An Insider's Guide to Device Matching: Myths and Reality
The stunning proliferation of smartphones and tablets brings with it a whole array of opportunities and frustrations for digital marketers. With most of a marketer's prospective customers carrying a geo-enabled computer in their pocket at all times, the old time and space constraints of marketing messages come unhinged. In addition, the new stream of user data that emanates from mobile devices offers a quantum leap in opportunities to learn about and engage with customers.
The downside of this flood of new data is that consumer identities are now split between screens. And it's not just the smartphone added to multiple browsers on two or more laptops, but the huge penetration of tablets, with connected TVs close behind. For marketers, the task of finding an audience has become geometrically more complicated as they need to find that audience many times over, and somehow coordinate messaging across all of these screens.
So along comes the industry's new trendy technology: device matching. Device matching is a set of predictive technologies that connects multiple devices used by a single consumer. It enables data gathering and advertising that moves seamlessly between screens, allowing marketers to target consumers without redundancy and waste. Device matching also helps address cookie clearing, as any given browser is persistently associated with a given smartphone or tablet.

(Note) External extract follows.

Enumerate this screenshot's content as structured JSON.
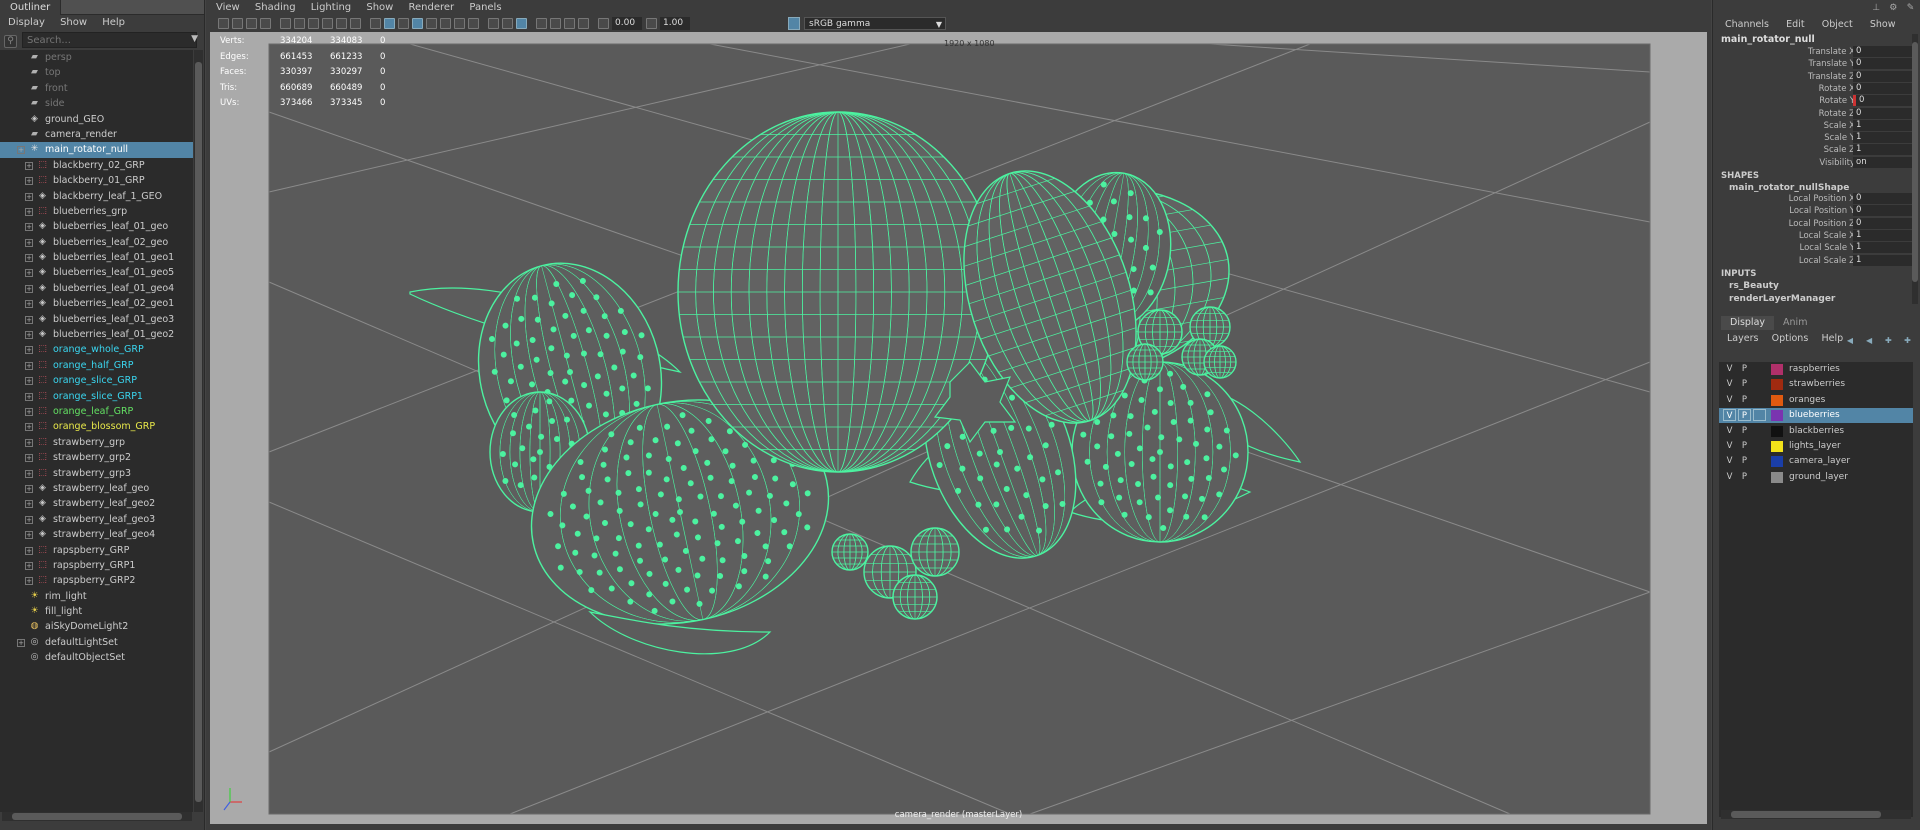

Sounds like an ideal solution, right? But there's a rub. The inevitable question that arises from device matching involves the match rate -- how often do we correctly associate Mary's phone with Mary's computer. If we can't prove that we've got a match a large majority of the time, is there any value in the technology?
The reality of device matching is that there is no reliable truth set. Claims about match rates tend to be arbitrary. And, surprisingly, match rate may not even be the important issue. The whole point of identifying a consumer across devices is to deliver marketing messages to the right audience based on predictive analytics. And predictive analytics is a statistical undertaking where precision is often the enemy of scale.
In that context, match rates are far less critical than examining your consumers' cross-screen behaviors. For instance, an 80 percent match rate (which has gained currency as the standard) is great, but not if you miss badly in your estimation of customer intent. Do devices that physically appear at Best Buy stores correlate to a higher incidence of "showrooming," with the actual purchase being made on Amazon.com? How often do Amazon shoppers also frequent independent bookstores? Do those consumers also make e-book purchases?
Asking questions specific to the brand and campaign enables marketers to create a more complete picture of their prospective consumers. CrossWalk marketing -- enabled by predictive device matching -- is one component of marketing solutions that capture the full value of the digital ecosystem. The CrossWalk is a great innovation, but a means to an end. It enables all of that mobile intelligence to be injected into display campaigns, and all of that browsing intelligence to contribute to mobile campaigns. In fact, those who boast about match rates may have very little else to back up their claims. As we like to say, the real value is in matching audiences to your brand, not in matching devices to each other.
It's time to move beyond the simplistic inquiry into tracking consumers as they move across smartphones, tablets and computers. The real challenge in our multi-platform world is to develop the insights and analytics to identify and engage the consumers -- at scale -- who are most likely to be receptive to your messaging and ultimately make a purchase.